Дома фактически еще не было. Площадь его, судя по уже заложенному фундаменту, была огромной, но стену строители успели вывести только с одной стороны. Баако поднял голову. Высоко в небе, волоча за собой полупрозрачный шлейф, плыл серебристо-белый реактивный самолет, и рев его двигателей, почти не слышный на таком расстоянии, наполнял тишину едва ощущаемой тревожной дрожью. Эфуа тоже подняла глаза к небу и застыла.

— Они всегда напоминали мне о тебе, — сказала она, когда самолет пропал из виду. — Ведь тот, кто летает в небе, не может быть таким же, как мы, ползающие внизу по земле. И я думала о твоем возвращении. А теперь я только думаю, что мне уж не придется летать…

Эфуа шагнула внутрь дома через дверной проем.
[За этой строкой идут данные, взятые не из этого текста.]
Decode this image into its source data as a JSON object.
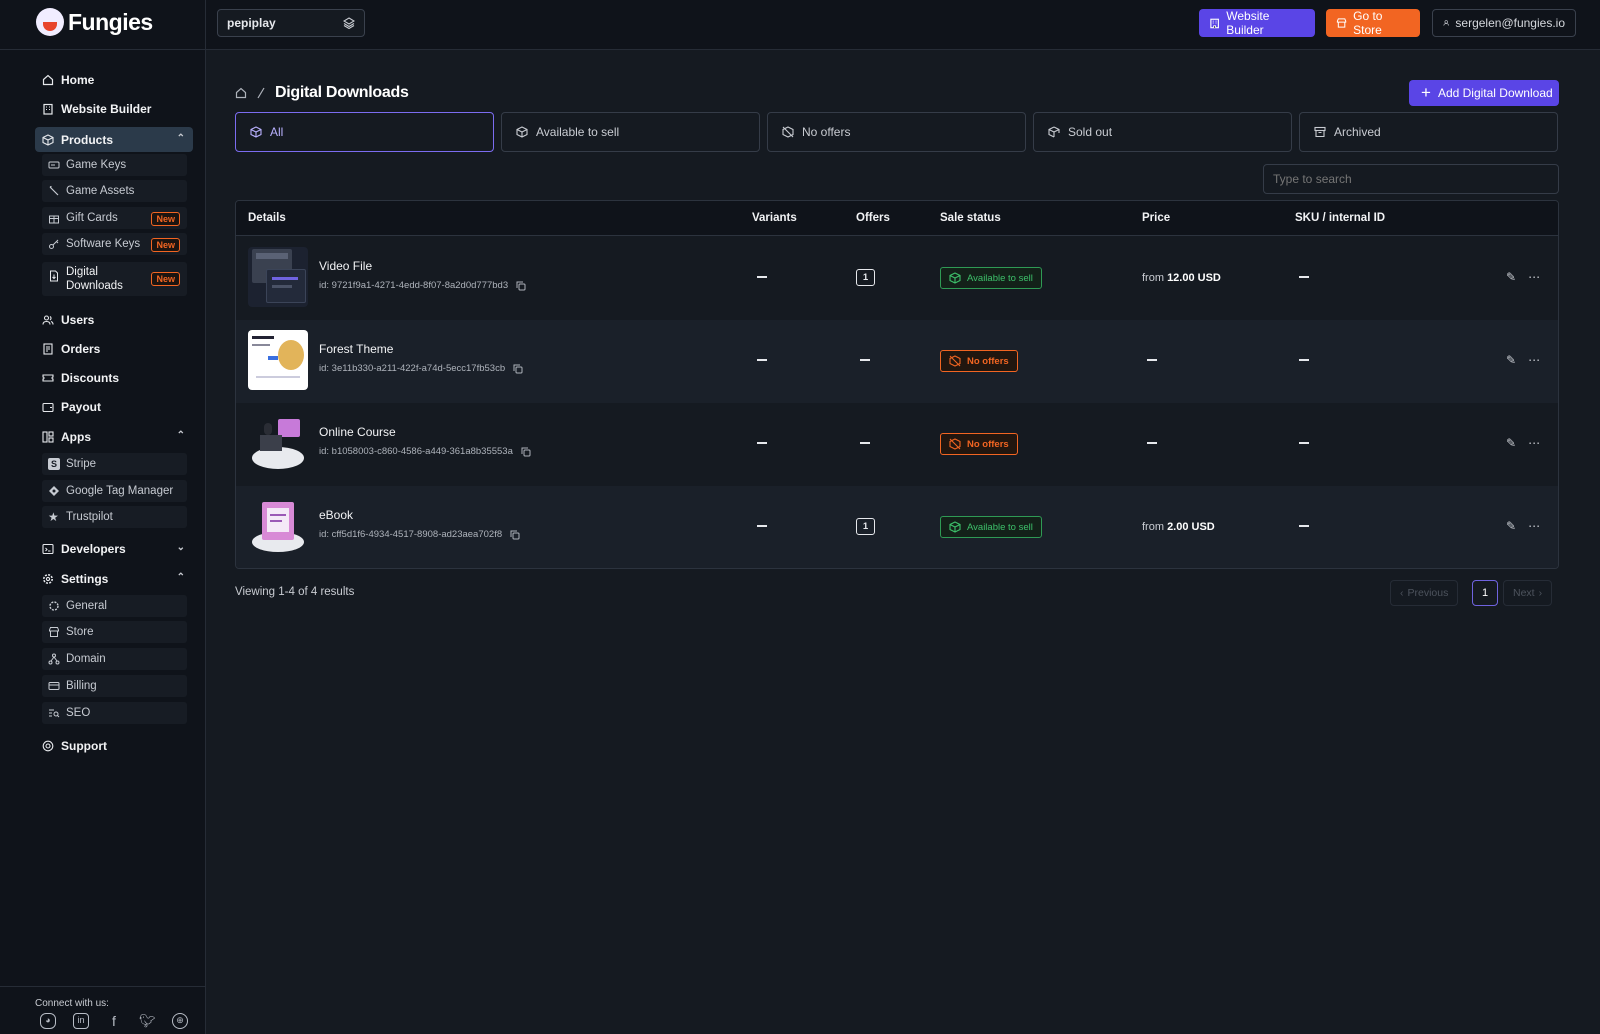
{
  "app": {
    "name": "Fungies"
  },
  "header": {
    "store_name": "pepiplay",
    "website_builder": "Website Builder",
    "go_to_store": "Go to Store",
    "user_email": "sergelen@fungies.io"
  },
  "sidebar": {
    "home": "Home",
    "website_builder": "Website Builder",
    "products": "Products",
    "product_items": [
      {
        "label": "Game Keys",
        "icon": "key-card-icon"
      },
      {
        "label": "Game Assets",
        "icon": "brush-icon"
      },
      {
        "label": "Gift Cards",
        "icon": "gift-icon",
        "badge": "New"
      },
      {
        "label": "Software Keys",
        "icon": "key-icon",
        "badge": "New"
      },
      {
        "label": "Digital Downloads",
        "icon": "file-download-icon",
        "badge": "New"
      }
    ],
    "users": "Users",
    "orders": "Orders",
    "discounts": "Discounts",
    "payout": "Payout",
    "apps": "Apps",
    "app_items": [
      "Stripe",
      "Google Tag Manager",
      "Trustpilot"
    ],
    "developers": "Developers",
    "settings": "Settings",
    "settings_items": [
      "General",
      "Store",
      "Domain",
      "Billing",
      "SEO"
    ],
    "support": "Support",
    "connect": "Connect with us:"
  },
  "page": {
    "title": "Digital Downloads",
    "add_button": "Add Digital Download",
    "tabs": [
      "All",
      "Available to sell",
      "No offers",
      "Sold out",
      "Archived"
    ],
    "search_placeholder": "Type to search",
    "columns": [
      "Details",
      "Variants",
      "Offers",
      "Sale status",
      "Price",
      "SKU / internal ID"
    ],
    "rows": [
      {
        "name": "Video File",
        "id": "id: 9721f9a1-4271-4edd-8f07-8a2d0d777bd3",
        "offers": "1",
        "status": "Available to sell",
        "price_prefix": "from",
        "price": "12.00 USD"
      },
      {
        "name": "Forest Theme",
        "id": "id: 3e11b330-a211-422f-a74d-5ecc17fb53cb",
        "offers": "",
        "status": "No offers",
        "price_prefix": "",
        "price": ""
      },
      {
        "name": "Online Course",
        "id": "id: b1058003-c860-4586-a449-361a8b35553a",
        "offers": "",
        "status": "No offers",
        "price_prefix": "",
        "price": ""
      },
      {
        "name": "eBook",
        "id": "id: cff5d1f6-4934-4517-8908-ad23aea702f8",
        "offers": "1",
        "status": "Available to sell",
        "price_prefix": "from",
        "price": "2.00 USD"
      }
    ],
    "footer": "Viewing 1-4 of 4 results",
    "pagination": {
      "previous": "Previous",
      "current": "1",
      "next": "Next"
    }
  },
  "colors": {
    "accent": "#5a45e6",
    "orange": "#f26522",
    "success": "#3dc06a"
  }
}
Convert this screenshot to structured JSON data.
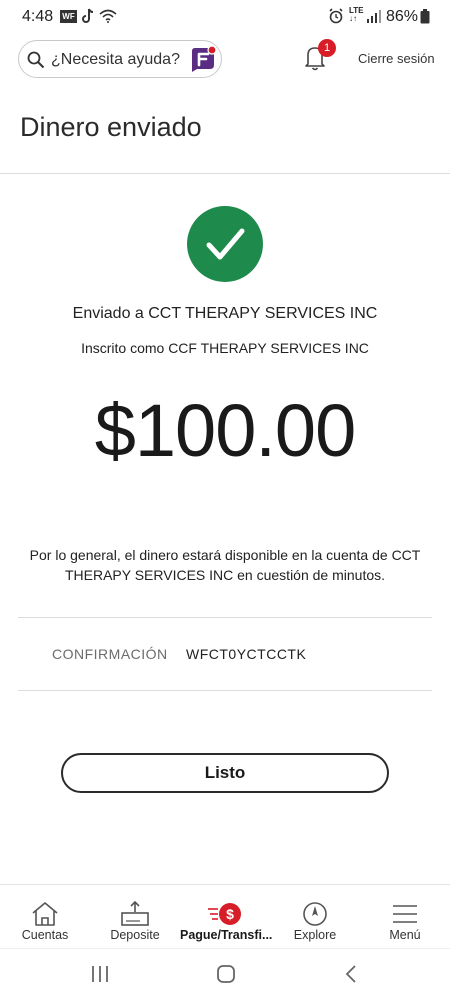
{
  "status_bar": {
    "time": "4:48",
    "wf_badge": "WF",
    "lte_top": "LTE",
    "lte_bottom": "↓↑",
    "battery_pct": "86%"
  },
  "header": {
    "help_text": "¿Necesita ayuda?",
    "notification_count": "1",
    "logout_label": "Cierre sesión"
  },
  "page": {
    "title": "Dinero enviado",
    "sent_to": "Enviado a CCT THERAPY SERVICES INC",
    "enrolled_as": "Inscrito como CCF THERAPY SERVICES INC",
    "amount": "$100.00",
    "availability": "Por lo general, el dinero estará disponible en la cuenta de CCT THERAPY SERVICES INC en cuestión de minutos.",
    "confirmation_label": "CONFIRMACIÓN",
    "confirmation_value": "WFCT0YCTCCTK",
    "done_label": "Listo"
  },
  "bottom_nav": {
    "items": [
      {
        "label": "Cuentas",
        "icon": "home-icon"
      },
      {
        "label": "Deposite",
        "icon": "deposit-icon"
      },
      {
        "label": "Pague/Transfi...",
        "icon": "pay-transfer-icon",
        "active": true
      },
      {
        "label": "Explore",
        "icon": "compass-icon"
      },
      {
        "label": "Menú",
        "icon": "hamburger-menu-icon"
      }
    ]
  },
  "colors": {
    "success_green": "#1e8a4c",
    "brand_red": "#d71e28",
    "assistant_purple": "#5a2d82"
  }
}
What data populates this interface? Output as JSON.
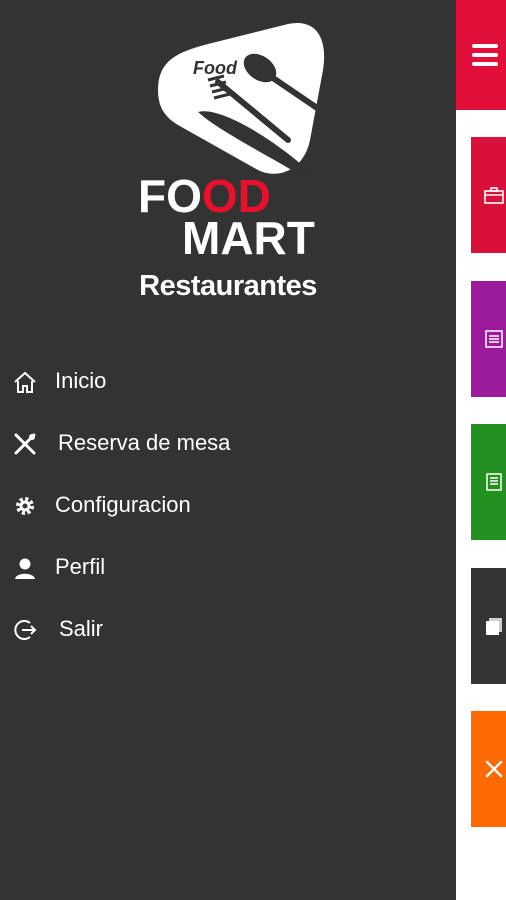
{
  "app": {
    "brand_line1": "FOOD",
    "brand_line2": "MART",
    "logo_tag": "Food",
    "subtitle": "Restaurantes"
  },
  "menu": [
    {
      "label": "Inicio",
      "icon": "home-icon"
    },
    {
      "label": "Reserva de mesa",
      "icon": "fork-knife-icon"
    },
    {
      "label": "Configuracion",
      "icon": "gear-icon"
    },
    {
      "label": "Perfil",
      "icon": "user-icon"
    },
    {
      "label": "Salir",
      "icon": "logout-icon"
    }
  ],
  "background_app": {
    "topbar_icon": "hamburger-menu-icon",
    "tiles": [
      {
        "color": "#d8103a",
        "icon": "briefcase-icon"
      },
      {
        "color": "#9c1a9c",
        "icon": "list-icon"
      },
      {
        "color": "#23901f",
        "icon": "document-icon"
      },
      {
        "color": "#343434",
        "icon": "notes-icon"
      },
      {
        "color": "#ff6a00",
        "icon": "fork-knife-icon"
      }
    ]
  },
  "colors": {
    "drawer_bg": "#333333",
    "topbar": "#e0103a",
    "brand_accent": "#e8102a",
    "text": "#ffffff"
  }
}
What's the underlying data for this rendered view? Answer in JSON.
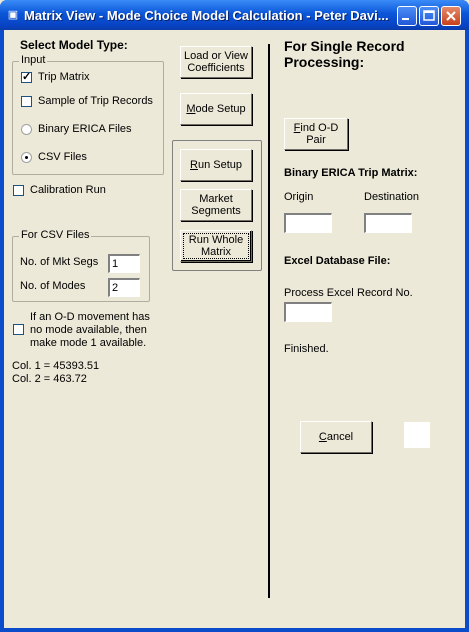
{
  "window": {
    "title": "Matrix View - Mode Choice Model Calculation - Peter Davi..."
  },
  "left": {
    "select_model_type": "Select Model Type:",
    "input_group": "Input",
    "trip_matrix": "Trip Matrix",
    "sample_trip_records": "Sample of Trip Records",
    "binary_erica_files": "Binary ERICA Files",
    "csv_files": "CSV Files",
    "calibration_run": "Calibration Run",
    "csv_group": "For CSV Files",
    "no_mkt_segs_label": "No. of Mkt Segs",
    "no_mkt_segs_value": "1",
    "no_modes_label": "No. of Modes",
    "no_modes_value": "2",
    "od_note": "If an O-D movement has\nno mode available, then\nmake mode 1 available.",
    "col1": "Col. 1 = 45393.51",
    "col2": "Col. 2 = 463.72"
  },
  "buttons": {
    "load_view": "Load or View\nCoefficients",
    "mode_setup_m": "M",
    "mode_setup_rest": "ode Setup",
    "run_setup_r": "R",
    "run_setup_rest": "un Setup",
    "market_segments": "Market\nSegments",
    "run_whole_matrix": "Run Whole\nMatrix",
    "find_od_f": "F",
    "find_od_rest": "ind O-D\nPair",
    "cancel_c": "C",
    "cancel_rest": "ancel"
  },
  "right": {
    "single_record": "For Single Record\nProcessing:",
    "binary_erica_trip_matrix": "Binary ERICA Trip Matrix:",
    "origin": "Origin",
    "destination": "Destination",
    "excel_db_file": "Excel Database File:",
    "process_excel": "Process Excel",
    "record_no": "Record No.",
    "status": "Finished."
  },
  "state": {
    "trip_matrix_checked": true,
    "sample_checked": false,
    "input_mode": "CSV Files",
    "calibration_checked": false,
    "od_note_checked": false
  }
}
Он последовал за ней, пытаясь понять, для чего она привела его сюда, — спрашивать ему не хотелось.

— Видишь, прихожая, а вон там общая комната, потом кухня, — торопливо, на одном дыхании сыпала словами Эфуа. — Тут было тепло и уютно, как в прекрасном видении. — Она прошла мимо пучка погнутых ржавых труб, мимо треснувшего унитаза и дальше, вдоль низких стен, пока не добралась до еще одной комнаты с ободранной электропроводкой. Помнится, она задавала ему какие-то вопросы… что он ей отвечал? — Ты поднялся так высоко, что тебе, наверно, смешно смотреть на нас. Мы-то навеки привязаны к земле. Но не смейся над нами. Если наши души разъедает грязь, то это потому, что мы тоже хотим летать… — Она долго кружила по едва намеченным комнатам, молча вглядывалась в очертания уже разрушающегося дома, словно прощаясь с погибшим возлюбленным. И снова этот ласковый, смеющийся голос: — А знаешь, очищение оказалось не слишком трудным делом.

Он с удивлением разглядывал недостроенные, но уже полуразрушенные комнаты, переходы, тупики, а когда она снова подошла к нему, не удержался и спросил:

— Тебе никогда не казалось, что все это однажды привиделось тебе, да так тут и осталось?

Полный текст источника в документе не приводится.